The student-athletes split into two groups had the opportunity to go to different wards of the hospital to spend some time with patients that are bed-stricken. They gave out autographed caps, two styles of T-shirts, pennants, posters and orange and white shakers.
"It's fun to watch the kids smile," said Cottam. "It's nice to cheer them up with the tough times they are going through being here. It means a lot to guys on this trip to give them a moment of happiness in their day."
Earlier in the morning, the remainder of the Volunteers football players participated in the Fellowship of Christian Athletes breakfast at the Hyatt Regency, joining in fellowship with members of the Wisconsin squad and local community leaders.
Coach Phillip Fulmer stressed that both Tennessee and Wisconsin players enjoy their bowl experiences because those are the memories that will stick with the players for years to come.
Temperatures neared 80 degrees Thursday as Tennessee continued its preparations for next week’s Outback Bowl matchup with Wisconsin. Donning full pads for the second straight day, the Volunteers practiced for two hours at the University of Tampa.
Tennessee concluded Thursday’s workout with a brief but spirited full-speed scrimmage. Head coach Phillip Fulmer said he is seeing signs the Vols receiving corps will make the most of its opportunity against the Badgers.
“They all are excited about it. We had a heck of a day Wednesday filling in, with (Josh) Briscoe taking some of the reps Lucas (Taylor) normally would have. Denarius Moore had a great day, and I’m hopeful that continues.
“They are stepping up and excited about it. They are treating it like an injury.”
Briscoe is coming off a career outing in the SEC Championship Game. The junior from Lawndale, N.C., who started four games this year, caught eight passes for 79 yards and a touchdown against LSU to finish third on the team in receptions (49) and yards (456) and tied for second with five TD catches. Sophomore Austin Rogers is the team’s active leading receiver with 53 catches for 587 yards and four scores.
Tennessee’s next practice is Friday after a morning press conference and the DeBartolo Team Luncheon. After the workout, the Vols have been invited to GameWorks at Ybor City.
Fulmer appreciates the Outback Bowl’s pace of activities.
“This bowl is not bad that way. They give you the minimal things to do and have made a couple of things optional. They’ve done a good job, the bowl has, minimizing the obligations you have.
“I learned from Coach (Joe) Paterno way back that you don’t do everything they’ve got scheduled. And I think the bowls have learned as we’ve gone along not to do too much. I must say Jim McVey (Outback Bowl president and CEO) and his staff have been incredible.”
Speaking of a welcoming attitude, the hospitality displayed this week by the University of Tampa calls to mind some prior history between the two UTs.
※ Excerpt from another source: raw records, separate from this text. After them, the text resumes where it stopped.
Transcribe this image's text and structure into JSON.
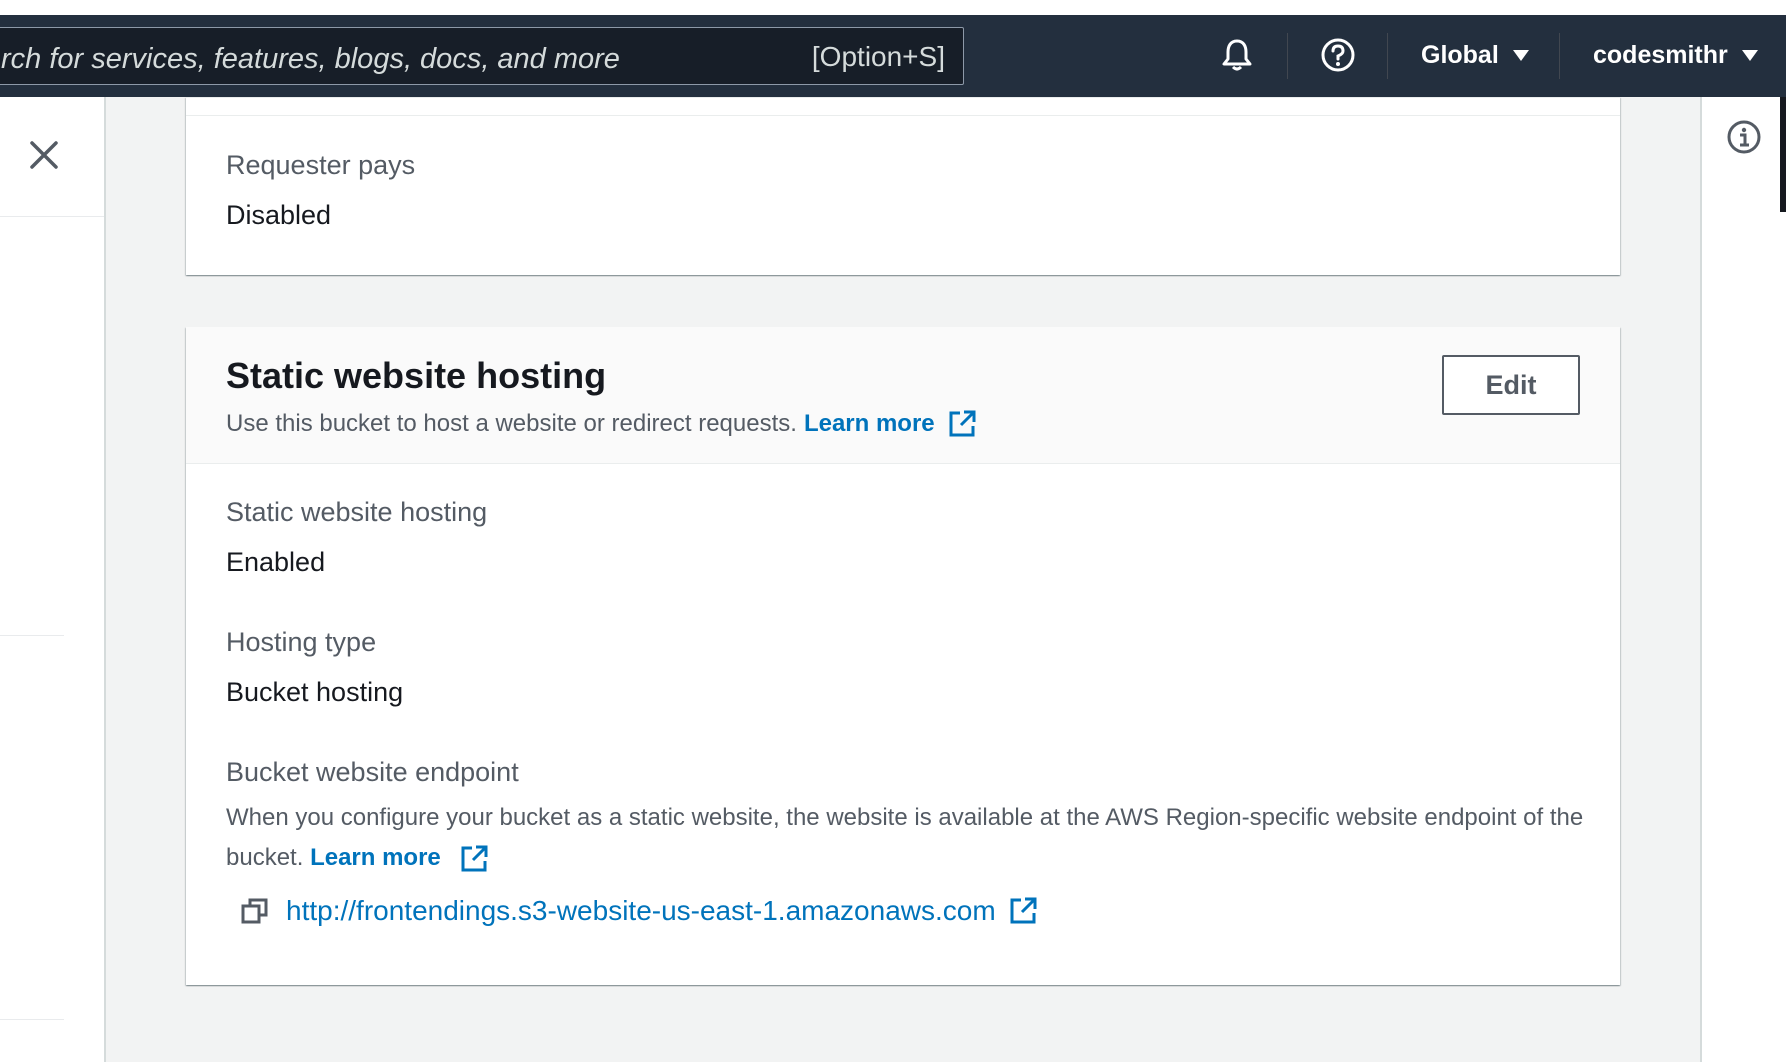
{
  "topbar": {
    "search_placeholder": "rch for services, features, blogs, docs, and more",
    "search_shortcut": "[Option+S]",
    "region_label": "Global",
    "account_label": "codesmithr"
  },
  "requester_pays": {
    "label": "Requester pays",
    "value": "Disabled"
  },
  "static_website_hosting": {
    "title": "Static website hosting",
    "description": "Use this bucket to host a website or redirect requests.",
    "learn_more": "Learn more",
    "edit_label": "Edit",
    "fields": {
      "hosting_label": "Static website hosting",
      "hosting_value": "Enabled",
      "type_label": "Hosting type",
      "type_value": "Bucket hosting",
      "endpoint_label": "Bucket website endpoint",
      "endpoint_description": "When you configure your bucket as a static website, the website is available at the AWS Region-specific website endpoint of the bucket.",
      "endpoint_learn_more": "Learn more",
      "endpoint_url": "http://frontendings.s3-website-us-east-1.amazonaws.com"
    }
  },
  "colors": {
    "nav_bg": "#232f3e",
    "link": "#0073bb",
    "page_bg": "#f2f3f3"
  }
}
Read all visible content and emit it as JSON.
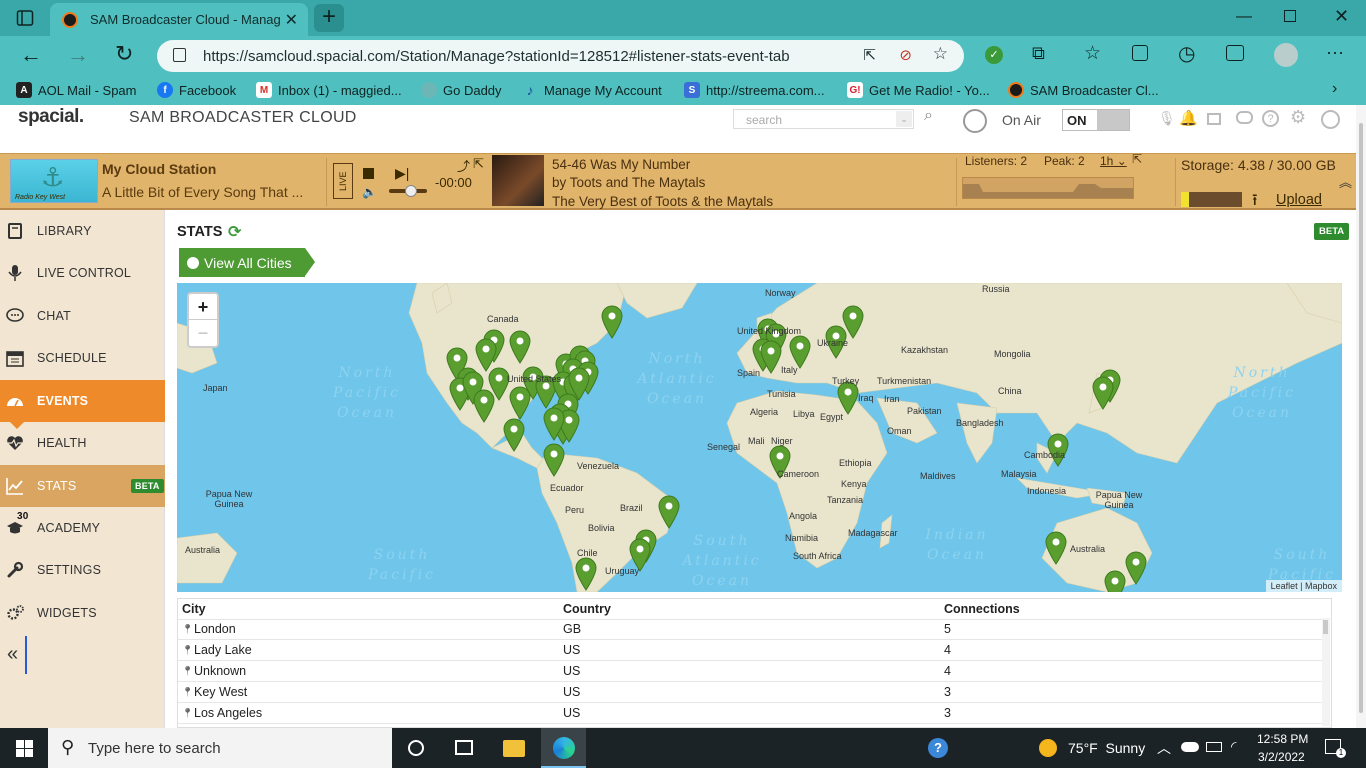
{
  "browser": {
    "tab_title": "SAM Broadcaster Cloud - Manag",
    "url": "https://samcloud.spacial.com/Station/Manage?stationId=128512#listener-stats-event-tab",
    "bookmarks": [
      "AOL Mail - Spam",
      "Facebook",
      "Inbox (1) - maggied...",
      "Go Daddy",
      "Manage My Account",
      "http://streema.com...",
      "Get Me Radio! - Yo...",
      "SAM Broadcaster Cl..."
    ]
  },
  "app": {
    "logo": "spacial.",
    "product": "SAM BROADCASTER CLOUD",
    "search_placeholder": "search",
    "on_air_label": "On Air",
    "on_label": "ON"
  },
  "player": {
    "station_name": "My Cloud Station",
    "station_tagline": "A Little Bit of Every Song That ...",
    "logo_text": "Radio Key West",
    "live_label": "LIVE",
    "time": "-00:00",
    "track_title": "54-46 Was My Number",
    "track_artist": "by Toots and The Maytals",
    "track_album": "The Very Best of Toots & the Maytals",
    "listeners": "Listeners: 2",
    "peak": "Peak: 2",
    "period": "1h",
    "storage": "Storage: 4.38 / 30.00 GB",
    "upload_label": "Upload"
  },
  "sidebar": {
    "items": [
      {
        "label": "LIBRARY"
      },
      {
        "label": "LIVE CONTROL"
      },
      {
        "label": "CHAT"
      },
      {
        "label": "SCHEDULE"
      },
      {
        "label": "EVENTS"
      },
      {
        "label": "HEALTH"
      },
      {
        "label": "STATS",
        "badge": "BETA"
      },
      {
        "label": "ACADEMY",
        "badge": "30"
      },
      {
        "label": "SETTINGS"
      },
      {
        "label": "WIDGETS"
      }
    ]
  },
  "stats": {
    "title": "STATS",
    "beta_badge": "BETA",
    "view_all_label": "View All Cities",
    "zoom_in": "+",
    "zoom_out": "−",
    "attribution": "Leaflet | Mapbox",
    "map_labels": {
      "canada": "Canada",
      "united_states": "United States",
      "russia": "Russia",
      "norway": "Norway",
      "united_kingdom": "United Kingdom",
      "ukraine": "Ukraine",
      "kazakhstan": "Kazakhstan",
      "mongolia": "Mongolia",
      "turkmenistan": "Turkmenistan",
      "turkey": "Turkey",
      "iraq": "Iraq",
      "iran": "Iran",
      "pakistan": "Pakistan",
      "china": "China",
      "japan": "Japan",
      "spain": "Spain",
      "italy": "Italy",
      "tunisia": "Tunisia",
      "algeria": "Algeria",
      "libya": "Libya",
      "egypt": "Egypt",
      "oman": "Oman",
      "bangladesh": "Bangladesh",
      "cambodia": "Cambodia",
      "malaysia": "Malaysia",
      "indonesia": "Indonesia",
      "papua_new_guinea": "Papua New Guinea",
      "australia": "Australia",
      "senegal": "Senegal",
      "mali": "Mali",
      "niger": "Niger",
      "cameroon": "Cameroon",
      "ethiopia": "Ethiopia",
      "kenya": "Kenya",
      "maldives": "Maldives",
      "tanzania": "Tanzania",
      "angola": "Angola",
      "namibia": "Namibia",
      "madagascar": "Madagascar",
      "south_africa": "South Africa",
      "venezuela": "Venezuela",
      "ecuador": "Ecuador",
      "peru": "Peru",
      "brazil": "Brazil",
      "bolivia": "Bolivia",
      "chile": "Chile",
      "uruguay": "Uruguay"
    },
    "oceans": {
      "north_pacific_left": "North Pacific Ocean",
      "north_atlantic": "North Atlantic Ocean",
      "north_pacific_right": "North Pacific Ocean",
      "indian": "Indian Ocean",
      "south_pacific_left": "South Pacific",
      "south_atlantic": "South Atlantic Ocean",
      "south_pacific_right": "South Pacific"
    },
    "table": {
      "headers": {
        "city": "City",
        "country": "Country",
        "connections": "Connections"
      },
      "rows": [
        {
          "city": "London",
          "country": "GB",
          "connections": "5"
        },
        {
          "city": "Lady Lake",
          "country": "US",
          "connections": "4"
        },
        {
          "city": "Unknown",
          "country": "US",
          "connections": "4"
        },
        {
          "city": "Key West",
          "country": "US",
          "connections": "3"
        },
        {
          "city": "Los Angeles",
          "country": "US",
          "connections": "3"
        }
      ]
    }
  },
  "taskbar": {
    "search_placeholder": "Type here to search",
    "weather": "75°F  Sunny",
    "time": "12:58 PM",
    "date": "3/2/2022"
  },
  "colors": {
    "browser_teal": "#4fc0bf",
    "player_gold": "#e0b46a",
    "accent_orange": "#ef8a2b",
    "pin_green": "#5a9e2f",
    "beta_green": "#2e8b2e"
  }
}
Tampa no longer fields a football team, but the Spartans did compete on the gridiron from 1933-74.
In fact, Tennessee was the Spartans’ opponent when Tampa opened its home football venue, Tampa Stadium, on Nov. 4, 1967. The third-ranked Vols posted a 38-0 win that day under head coach Doug Dickey—who now resides in Jacksonville, Fla.—and went on to finish the 1967 season with a 9-2 record and claim one of the program’s 13 Southeastern Conference championships as well as the Litkenhous national championship.
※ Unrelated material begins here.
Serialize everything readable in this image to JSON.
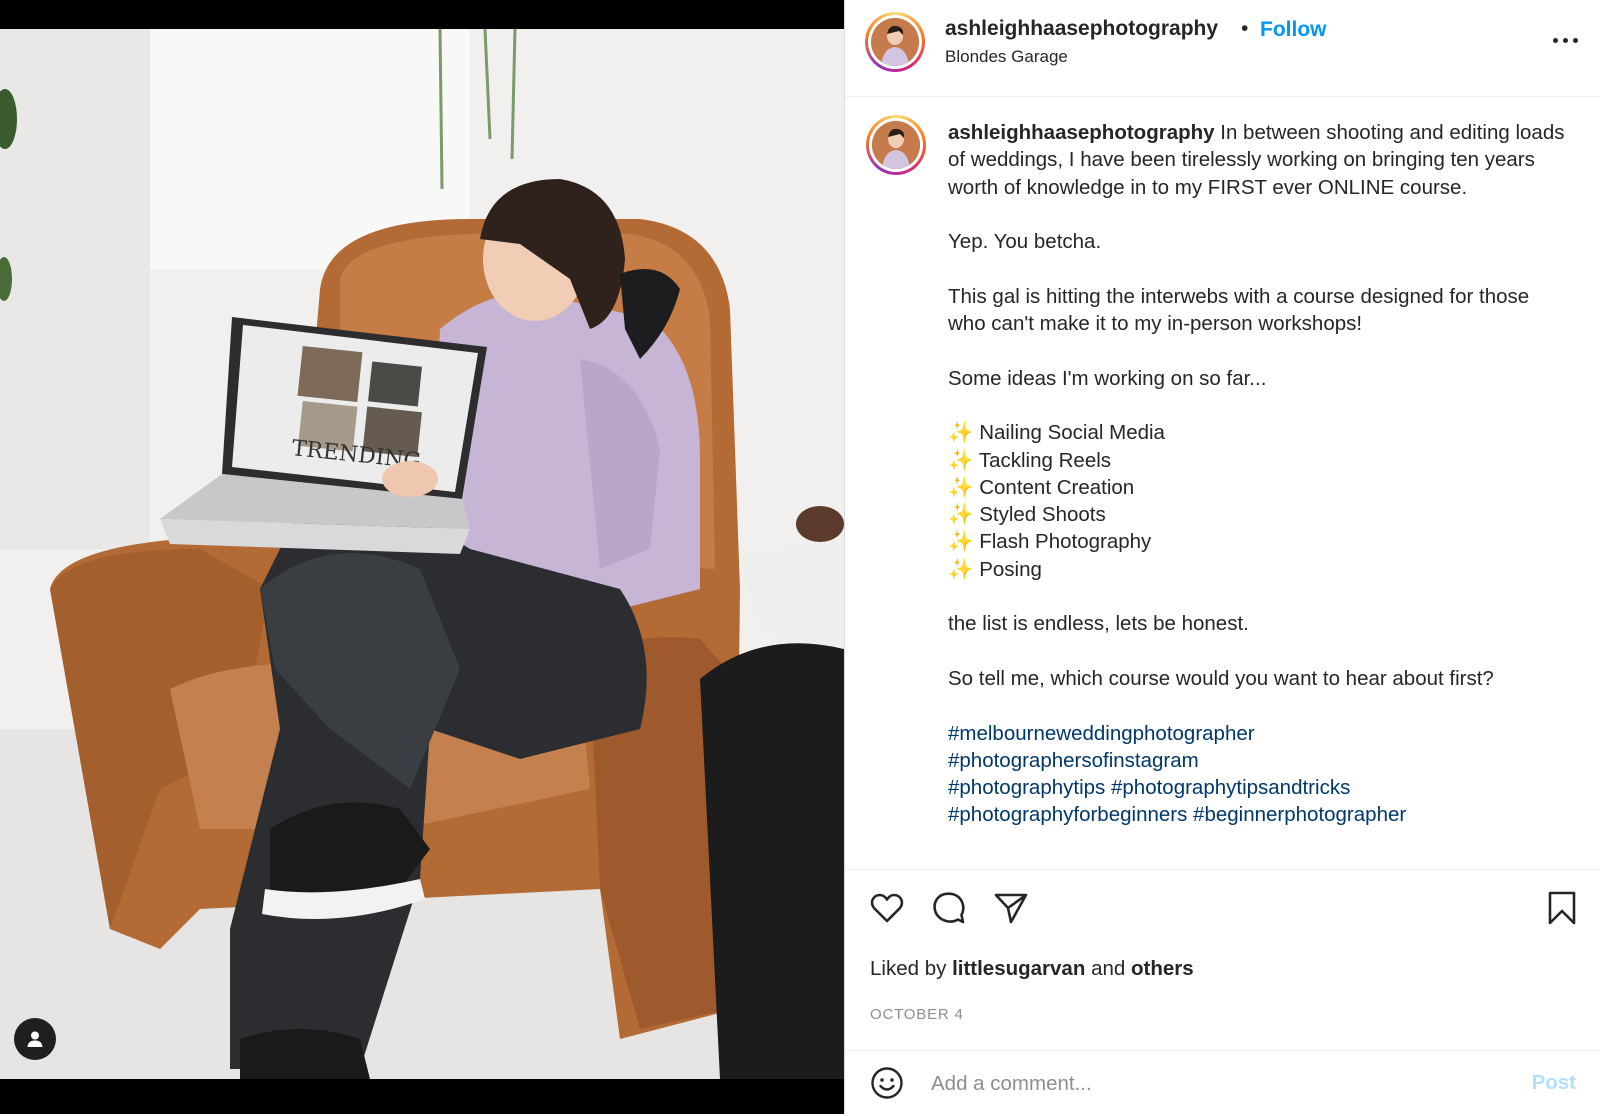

Tampa Stadium, known as Houlihan’s Stadium from 1996-98 and nicknamed “The Big Sombrero,” closed in 1998 and was demolished in 1999. The NFL’s Tampa Bay Buccaneers called the venue home from 1976-97 until the opening of Raymond James Stadium — current site of the Outback Bowl.
That 1967 triumph over the Spartans is one of three all-time Volunteer victories in the city of Tampa (defeated Florida 24-0 in 1916 and defeated Boston College 38-23 in the 1993 Hall of Fame Bowl). Tennessee has just one loss here, falling to Penn State 20-10 in last season’s Outback Bowl. The Big Orange are 19-16 all-time in games contested in the Sunshine State.